At least 60% of the most commonly used chemicals in industrial applications are thought to cause baseline toxicity in an aquatic environment. Baseline toxicity is the potential of a chemical to cause adverse effects due to its lipophilic nature, since lipophilic chemicals accumulate in cellular membranes and disrupt their function leading to impairment of essential cell functions. Since the biological function of membranes is vital to the survival of all species, this is a highly relevant toxicity mechanism across aquatic organisms including fish. In addition to baseline toxicity, many of these lipophilic chemicals can trigger other specific toxicity pathways, for instance disruption of endocrine pathways.

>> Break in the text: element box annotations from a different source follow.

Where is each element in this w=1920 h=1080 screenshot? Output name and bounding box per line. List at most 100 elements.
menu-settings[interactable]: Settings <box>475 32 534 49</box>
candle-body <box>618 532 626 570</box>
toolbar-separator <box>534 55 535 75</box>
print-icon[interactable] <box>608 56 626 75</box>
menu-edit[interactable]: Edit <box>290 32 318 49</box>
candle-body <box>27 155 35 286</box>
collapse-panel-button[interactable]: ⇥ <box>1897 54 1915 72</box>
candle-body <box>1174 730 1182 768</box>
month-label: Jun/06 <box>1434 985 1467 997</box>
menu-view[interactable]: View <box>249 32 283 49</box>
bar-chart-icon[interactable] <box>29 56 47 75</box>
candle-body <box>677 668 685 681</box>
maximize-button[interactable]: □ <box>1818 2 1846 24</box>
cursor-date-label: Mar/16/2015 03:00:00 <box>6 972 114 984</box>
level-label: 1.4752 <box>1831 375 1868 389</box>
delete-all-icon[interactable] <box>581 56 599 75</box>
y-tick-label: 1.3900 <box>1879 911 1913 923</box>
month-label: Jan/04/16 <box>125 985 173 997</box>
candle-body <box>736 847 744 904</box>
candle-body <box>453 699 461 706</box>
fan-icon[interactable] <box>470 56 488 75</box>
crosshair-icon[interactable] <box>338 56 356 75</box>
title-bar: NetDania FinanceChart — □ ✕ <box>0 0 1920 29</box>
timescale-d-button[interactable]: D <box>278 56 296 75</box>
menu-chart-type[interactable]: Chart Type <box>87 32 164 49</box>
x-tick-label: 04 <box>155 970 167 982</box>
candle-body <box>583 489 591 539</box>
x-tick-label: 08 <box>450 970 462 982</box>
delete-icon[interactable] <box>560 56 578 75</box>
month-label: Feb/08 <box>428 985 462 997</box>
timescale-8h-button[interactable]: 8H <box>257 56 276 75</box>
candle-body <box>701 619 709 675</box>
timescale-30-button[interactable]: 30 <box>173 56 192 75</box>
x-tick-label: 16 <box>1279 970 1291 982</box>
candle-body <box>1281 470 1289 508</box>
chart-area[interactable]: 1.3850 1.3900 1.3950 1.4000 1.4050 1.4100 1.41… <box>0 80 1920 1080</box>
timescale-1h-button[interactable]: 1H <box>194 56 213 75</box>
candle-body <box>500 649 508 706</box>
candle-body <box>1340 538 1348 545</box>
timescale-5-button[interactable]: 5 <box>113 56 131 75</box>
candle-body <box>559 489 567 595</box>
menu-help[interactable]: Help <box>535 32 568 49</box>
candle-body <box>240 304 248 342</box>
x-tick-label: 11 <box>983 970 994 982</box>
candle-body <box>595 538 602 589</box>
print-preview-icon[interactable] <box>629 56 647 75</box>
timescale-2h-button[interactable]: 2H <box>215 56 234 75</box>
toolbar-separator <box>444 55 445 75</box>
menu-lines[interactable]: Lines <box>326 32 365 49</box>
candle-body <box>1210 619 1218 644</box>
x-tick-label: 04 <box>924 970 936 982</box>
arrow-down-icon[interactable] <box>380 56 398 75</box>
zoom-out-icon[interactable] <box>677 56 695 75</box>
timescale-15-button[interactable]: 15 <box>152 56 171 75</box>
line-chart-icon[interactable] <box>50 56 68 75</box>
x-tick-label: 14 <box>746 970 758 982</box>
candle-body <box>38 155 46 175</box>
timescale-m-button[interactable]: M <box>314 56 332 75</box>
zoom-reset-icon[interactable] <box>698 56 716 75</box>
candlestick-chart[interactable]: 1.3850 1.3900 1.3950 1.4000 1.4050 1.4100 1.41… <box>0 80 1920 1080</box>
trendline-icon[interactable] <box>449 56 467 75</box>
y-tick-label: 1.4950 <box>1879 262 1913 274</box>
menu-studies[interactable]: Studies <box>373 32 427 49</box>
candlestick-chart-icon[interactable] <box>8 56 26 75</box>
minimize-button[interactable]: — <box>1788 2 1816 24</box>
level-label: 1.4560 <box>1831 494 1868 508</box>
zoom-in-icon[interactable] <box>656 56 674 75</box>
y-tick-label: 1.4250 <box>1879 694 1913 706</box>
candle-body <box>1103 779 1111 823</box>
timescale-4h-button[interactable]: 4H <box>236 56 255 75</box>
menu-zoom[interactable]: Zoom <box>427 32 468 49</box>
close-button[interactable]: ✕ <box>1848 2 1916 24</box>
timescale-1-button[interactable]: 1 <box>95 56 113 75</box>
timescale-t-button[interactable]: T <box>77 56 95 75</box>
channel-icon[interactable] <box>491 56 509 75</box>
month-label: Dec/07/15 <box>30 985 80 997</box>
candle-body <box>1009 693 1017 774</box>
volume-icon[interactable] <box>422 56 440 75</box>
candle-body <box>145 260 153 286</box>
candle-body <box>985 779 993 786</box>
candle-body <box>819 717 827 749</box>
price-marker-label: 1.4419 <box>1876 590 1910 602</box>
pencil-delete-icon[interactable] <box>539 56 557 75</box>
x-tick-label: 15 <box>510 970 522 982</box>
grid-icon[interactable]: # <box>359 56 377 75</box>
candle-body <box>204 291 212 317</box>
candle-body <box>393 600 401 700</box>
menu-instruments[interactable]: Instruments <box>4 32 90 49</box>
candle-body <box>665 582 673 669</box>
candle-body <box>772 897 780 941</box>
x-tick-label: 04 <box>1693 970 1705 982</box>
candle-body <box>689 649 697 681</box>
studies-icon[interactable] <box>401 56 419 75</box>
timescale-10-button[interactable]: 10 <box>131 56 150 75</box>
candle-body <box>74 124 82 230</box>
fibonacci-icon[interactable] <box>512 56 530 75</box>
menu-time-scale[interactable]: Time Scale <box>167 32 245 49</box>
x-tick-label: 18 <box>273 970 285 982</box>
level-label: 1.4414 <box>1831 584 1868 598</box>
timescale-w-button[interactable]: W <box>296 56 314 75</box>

The most important question is which of these pathways are the critical drivers of toxicity and thus most important in determining the adverse outcome in a real-life situation. Examples of compounds that are present in the environment and that can trigger multiple mechanisms of toxicity include brominated flame retardants that are widely used to inhibit flammability of products such as electronics, clothes and furniture, bisphenols that are used for the production of plastics, and phthalates that are added to plastics to increase flexibility.
In pharmacology the concept of drugs targeting multiple biological targets is called polypharmacology. It has been proposed that the toxicological equivalent, polytoxicology, would be introduced to deal with this issue. This project will use the zebrafish embryo as well as cell-based assays or chemical interaction assays (e.g., receptor binding, enzyme inhibition) to study chemicals with multiple mechanisms of toxicity and find ways to identify the critical pathways that lead to adverse effects. To this end exposures will be performed and endpoints that are indicative of different toxicity mechanisms (e.g., disruption of hormone levels, altered physiological function) will be determined.